Sebelumnya memang lagi santer di kabarkan kalau BBM lagi gonjang-ganjing, hingga ada kabar bahwa Indonesia mensetujui adanya suatu perusahaan asing yang akan mengebor minyak di Indonesia karena alasan perusahaan dari Indonesia masih belum bisa mendapatkan modal untuk mengebor sumber minyak baru tersebut.

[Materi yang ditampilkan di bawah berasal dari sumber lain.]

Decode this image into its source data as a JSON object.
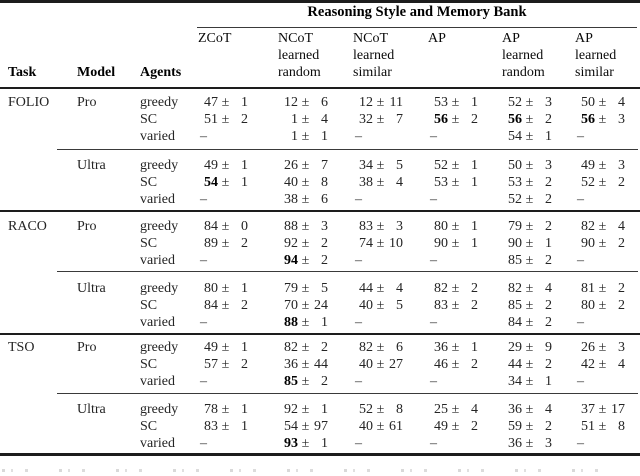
{
  "table": {
    "span_header": "Reasoning Style and Memory Bank",
    "stub_headers": [
      "Task",
      "Model",
      "Agents"
    ],
    "plus_minus": "±",
    "dash": "–",
    "columns": [
      {
        "lines": [
          "ZCoT",
          "",
          ""
        ]
      },
      {
        "lines": [
          "NCoT",
          "learned",
          "random"
        ]
      },
      {
        "lines": [
          "NCoT",
          "learned",
          "similar"
        ]
      },
      {
        "lines": [
          "AP",
          "",
          ""
        ]
      },
      {
        "lines": [
          "AP",
          "learned",
          "random"
        ]
      },
      {
        "lines": [
          "AP",
          "learned",
          "similar"
        ]
      }
    ],
    "groups": [
      {
        "task": "FOLIO",
        "model": "Pro",
        "rows": [
          {
            "agent": "greedy",
            "cells": [
              {
                "v": 47,
                "e": 1
              },
              {
                "v": 12,
                "e": 6
              },
              {
                "v": 12,
                "e": 11
              },
              {
                "v": 53,
                "e": 1
              },
              {
                "v": 52,
                "e": 3
              },
              {
                "v": 50,
                "e": 4
              }
            ]
          },
          {
            "agent": "SC",
            "cells": [
              {
                "v": 51,
                "e": 2
              },
              {
                "v": 1,
                "e": 4
              },
              {
                "v": 32,
                "e": 7
              },
              {
                "v": 56,
                "e": 2,
                "b": true
              },
              {
                "v": 56,
                "e": 2,
                "b": true
              },
              {
                "v": 56,
                "e": 3,
                "b": true
              }
            ]
          },
          {
            "agent": "varied",
            "cells": [
              {
                "d": true
              },
              {
                "v": 1,
                "e": 1
              },
              {
                "d": true
              },
              {
                "d": true
              },
              {
                "v": 54,
                "e": 1
              },
              {
                "d": true
              }
            ]
          }
        ]
      },
      {
        "task": "",
        "model": "Ultra",
        "rows": [
          {
            "agent": "greedy",
            "cells": [
              {
                "v": 49,
                "e": 1
              },
              {
                "v": 26,
                "e": 7
              },
              {
                "v": 34,
                "e": 5
              },
              {
                "v": 52,
                "e": 1
              },
              {
                "v": 50,
                "e": 3
              },
              {
                "v": 49,
                "e": 3
              }
            ]
          },
          {
            "agent": "SC",
            "cells": [
              {
                "v": 54,
                "e": 1,
                "b": true
              },
              {
                "v": 40,
                "e": 8
              },
              {
                "v": 38,
                "e": 4
              },
              {
                "v": 53,
                "e": 1
              },
              {
                "v": 53,
                "e": 2
              },
              {
                "v": 52,
                "e": 2
              }
            ]
          },
          {
            "agent": "varied",
            "cells": [
              {
                "d": true
              },
              {
                "v": 38,
                "e": 6
              },
              {
                "d": true
              },
              {
                "d": true
              },
              {
                "v": 52,
                "e": 2
              },
              {
                "d": true
              }
            ]
          }
        ]
      },
      {
        "task": "RACO",
        "model": "Pro",
        "rows": [
          {
            "agent": "greedy",
            "cells": [
              {
                "v": 84,
                "e": 0
              },
              {
                "v": 88,
                "e": 3
              },
              {
                "v": 83,
                "e": 3
              },
              {
                "v": 80,
                "e": 1
              },
              {
                "v": 79,
                "e": 2
              },
              {
                "v": 82,
                "e": 4
              }
            ]
          },
          {
            "agent": "SC",
            "cells": [
              {
                "v": 89,
                "e": 2
              },
              {
                "v": 92,
                "e": 2
              },
              {
                "v": 74,
                "e": 10
              },
              {
                "v": 90,
                "e": 1
              },
              {
                "v": 90,
                "e": 1
              },
              {
                "v": 90,
                "e": 2
              }
            ]
          },
          {
            "agent": "varied",
            "cells": [
              {
                "d": true
              },
              {
                "v": 94,
                "e": 2,
                "b": true
              },
              {
                "d": true
              },
              {
                "d": true
              },
              {
                "v": 85,
                "e": 2
              },
              {
                "d": true
              }
            ]
          }
        ]
      },
      {
        "task": "",
        "model": "Ultra",
        "rows": [
          {
            "agent": "greedy",
            "cells": [
              {
                "v": 80,
                "e": 1
              },
              {
                "v": 79,
                "e": 5
              },
              {
                "v": 44,
                "e": 4
              },
              {
                "v": 82,
                "e": 2
              },
              {
                "v": 82,
                "e": 4
              },
              {
                "v": 81,
                "e": 2
              }
            ]
          },
          {
            "agent": "SC",
            "cells": [
              {
                "v": 84,
                "e": 2
              },
              {
                "v": 70,
                "e": 24
              },
              {
                "v": 40,
                "e": 5
              },
              {
                "v": 83,
                "e": 2
              },
              {
                "v": 85,
                "e": 2
              },
              {
                "v": 80,
                "e": 2
              }
            ]
          },
          {
            "agent": "varied",
            "cells": [
              {
                "d": true
              },
              {
                "v": 88,
                "e": 1,
                "b": true
              },
              {
                "d": true
              },
              {
                "d": true
              },
              {
                "v": 84,
                "e": 2
              },
              {
                "d": true
              }
            ]
          }
        ]
      },
      {
        "task": "TSO",
        "model": "Pro",
        "rows": [
          {
            "agent": "greedy",
            "cells": [
              {
                "v": 49,
                "e": 1
              },
              {
                "v": 82,
                "e": 2
              },
              {
                "v": 82,
                "e": 6
              },
              {
                "v": 36,
                "e": 1
              },
              {
                "v": 29,
                "e": 9
              },
              {
                "v": 26,
                "e": 3
              }
            ]
          },
          {
            "agent": "SC",
            "cells": [
              {
                "v": 57,
                "e": 2
              },
              {
                "v": 36,
                "e": 44
              },
              {
                "v": 40,
                "e": 27
              },
              {
                "v": 46,
                "e": 2
              },
              {
                "v": 44,
                "e": 2
              },
              {
                "v": 42,
                "e": 4
              }
            ]
          },
          {
            "agent": "varied",
            "cells": [
              {
                "d": true
              },
              {
                "v": 85,
                "e": 2,
                "b": true
              },
              {
                "d": true
              },
              {
                "d": true
              },
              {
                "v": 34,
                "e": 1
              },
              {
                "d": true
              }
            ]
          }
        ]
      },
      {
        "task": "",
        "model": "Ultra",
        "rows": [
          {
            "agent": "greedy",
            "cells": [
              {
                "v": 78,
                "e": 1
              },
              {
                "v": 92,
                "e": 1
              },
              {
                "v": 52,
                "e": 8
              },
              {
                "v": 25,
                "e": 4
              },
              {
                "v": 36,
                "e": 4
              },
              {
                "v": 37,
                "e": 17
              }
            ]
          },
          {
            "agent": "SC",
            "cells": [
              {
                "v": 83,
                "e": 1
              },
              {
                "v": 54,
                "e": 97
              },
              {
                "v": 40,
                "e": 61
              },
              {
                "v": 49,
                "e": 2
              },
              {
                "v": 59,
                "e": 2
              },
              {
                "v": 51,
                "e": 8
              }
            ]
          },
          {
            "agent": "varied",
            "cells": [
              {
                "d": true
              },
              {
                "v": 93,
                "e": 1,
                "b": true
              },
              {
                "d": true
              },
              {
                "d": true
              },
              {
                "v": 36,
                "e": 3
              },
              {
                "d": true
              }
            ]
          }
        ]
      }
    ]
  }
}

Dari hari ke hari sudah di tunggu akan kabar kalau BBM  akan segera naik, terkait dengan stok BBM jenis premium dan solar sangat langka di cari di manapun kini sudah ada jawaban baru. Kabar ini langsung dari bapak Wakil Menteri ESDM Susilo Siswoutomo. Menteri ESDM tersebut telah katakan bahwa pemerintah akan menerapkan aturan dua harga BBM subsidi pada bulan depan. Mobil pribadi berplat hitam tidak boleh beli bensin premium Rp 4.500 per liter yang sebelumna selalu di nikmati para orang yang punya mobil tersebut.

“Presiden mengisyaratkan kebijakan dua harga BBM subsidi itu bulan Mei, bisa awal bulan, pertengahan atau akhir yang jelas isyaratnya bulan depan diterapkan,” kata Susilo ketika ditemui di ruang kerjanya, Selasa (23/4/2013).

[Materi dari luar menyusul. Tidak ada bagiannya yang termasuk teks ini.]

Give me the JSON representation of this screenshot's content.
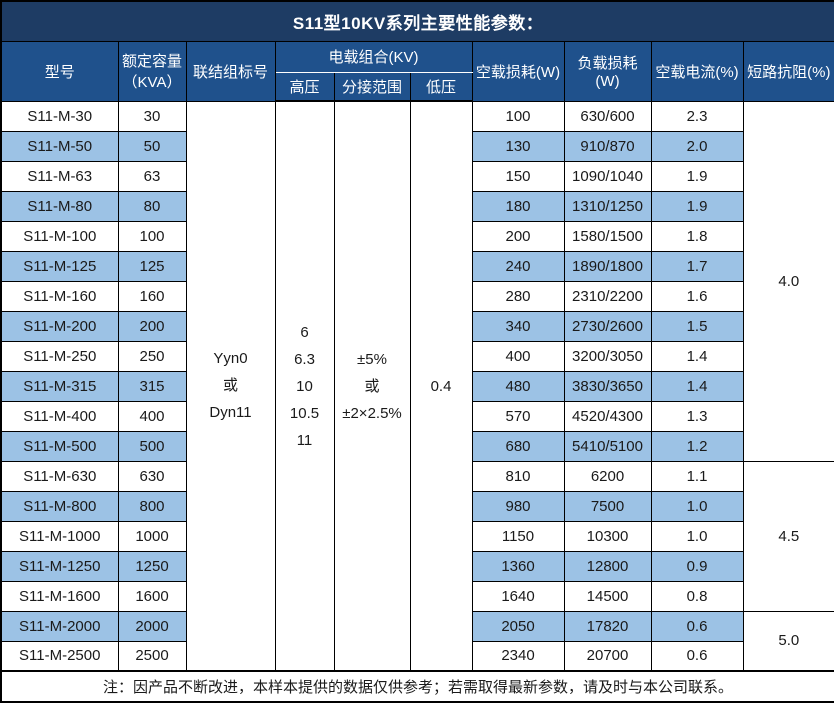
{
  "title": "S11型10KV系列主要性能参数：",
  "header": {
    "model": "型号",
    "capacity": "额定容量\n（KVA）",
    "connection": "联结组标号",
    "voltage_group": "电载组合(KV)",
    "hv": "高压",
    "tap_range": "分接范围",
    "lv": "低压",
    "no_load_loss": "空载损耗(W)",
    "load_loss": "负载损耗(W)",
    "no_load_current": "空载电流(%)",
    "impedance": "短路抗阻(%)"
  },
  "merged": {
    "connection_lines": [
      "Yyn0",
      "或",
      "Dyn11"
    ],
    "hv_lines": [
      "6",
      "6.3",
      "10",
      "10.5",
      "11"
    ],
    "tap_lines": [
      "±5%",
      "或",
      "±2×2.5%"
    ],
    "lv": "0.4"
  },
  "impedance_groups": [
    {
      "value": "4.0",
      "rows": 12
    },
    {
      "value": "4.5",
      "rows": 5
    },
    {
      "value": "5.0",
      "rows": 2
    }
  ],
  "rows": [
    {
      "model": "S11-M-30",
      "capacity": "30",
      "no_load_loss": "100",
      "load_loss": "630/600",
      "no_load_current": "2.3"
    },
    {
      "model": "S11-M-50",
      "capacity": "50",
      "no_load_loss": "130",
      "load_loss": "910/870",
      "no_load_current": "2.0"
    },
    {
      "model": "S11-M-63",
      "capacity": "63",
      "no_load_loss": "150",
      "load_loss": "1090/1040",
      "no_load_current": "1.9"
    },
    {
      "model": "S11-M-80",
      "capacity": "80",
      "no_load_loss": "180",
      "load_loss": "1310/1250",
      "no_load_current": "1.9"
    },
    {
      "model": "S11-M-100",
      "capacity": "100",
      "no_load_loss": "200",
      "load_loss": "1580/1500",
      "no_load_current": "1.8"
    },
    {
      "model": "S11-M-125",
      "capacity": "125",
      "no_load_loss": "240",
      "load_loss": "1890/1800",
      "no_load_current": "1.7"
    },
    {
      "model": "S11-M-160",
      "capacity": "160",
      "no_load_loss": "280",
      "load_loss": "2310/2200",
      "no_load_current": "1.6"
    },
    {
      "model": "S11-M-200",
      "capacity": "200",
      "no_load_loss": "340",
      "load_loss": "2730/2600",
      "no_load_current": "1.5"
    },
    {
      "model": "S11-M-250",
      "capacity": "250",
      "no_load_loss": "400",
      "load_loss": "3200/3050",
      "no_load_current": "1.4"
    },
    {
      "model": "S11-M-315",
      "capacity": "315",
      "no_load_loss": "480",
      "load_loss": "3830/3650",
      "no_load_current": "1.4"
    },
    {
      "model": "S11-M-400",
      "capacity": "400",
      "no_load_loss": "570",
      "load_loss": "4520/4300",
      "no_load_current": "1.3"
    },
    {
      "model": "S11-M-500",
      "capacity": "500",
      "no_load_loss": "680",
      "load_loss": "5410/5100",
      "no_load_current": "1.2"
    },
    {
      "model": "S11-M-630",
      "capacity": "630",
      "no_load_loss": "810",
      "load_loss": "6200",
      "no_load_current": "1.1"
    },
    {
      "model": "S11-M-800",
      "capacity": "800",
      "no_load_loss": "980",
      "load_loss": "7500",
      "no_load_current": "1.0"
    },
    {
      "model": "S11-M-1000",
      "capacity": "1000",
      "no_load_loss": "1150",
      "load_loss": "10300",
      "no_load_current": "1.0"
    },
    {
      "model": "S11-M-1250",
      "capacity": "1250",
      "no_load_loss": "1360",
      "load_loss": "12800",
      "no_load_current": "0.9"
    },
    {
      "model": "S11-M-1600",
      "capacity": "1600",
      "no_load_loss": "1640",
      "load_loss": "14500",
      "no_load_current": "0.8"
    },
    {
      "model": "S11-M-2000",
      "capacity": "2000",
      "no_load_loss": "2050",
      "load_loss": "17820",
      "no_load_current": "0.6"
    },
    {
      "model": "S11-M-2500",
      "capacity": "2500",
      "no_load_loss": "2340",
      "load_loss": "20700",
      "no_load_current": "0.6"
    }
  ],
  "note": "注：因产品不断改进，本样本提供的数据仅供参考；若需取得最新参数，请及时与本公司联系。",
  "colors": {
    "title_bg": "#1e3c64",
    "header_bg": "#1f518c",
    "stripe_bg": "#9cc2e5",
    "border": "#000000",
    "text": "#1a1a1a",
    "header_text": "#ffffff"
  }
}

Hal ini mungkin akan menjadikan jawaban baru bagi semua rakyat di Indonesia. Karena mayoritas yang mempunyai mobil itu adalah kalangan orang kaya, dan akhirnya mereka selalu membeli BBM yang bersubsidi dengan takaran mobil yang lebih banyak dari pada sepeda motor. Kalau memakai sepeda motor akan mendapatkan tarif yang sama seperti dahulu. Rp. 4.500 dalam satu liternya. Dan di bulan Mei mendatang mobil berplat hitam akan di kenakan Rp. 6.500 dalam satu liternya.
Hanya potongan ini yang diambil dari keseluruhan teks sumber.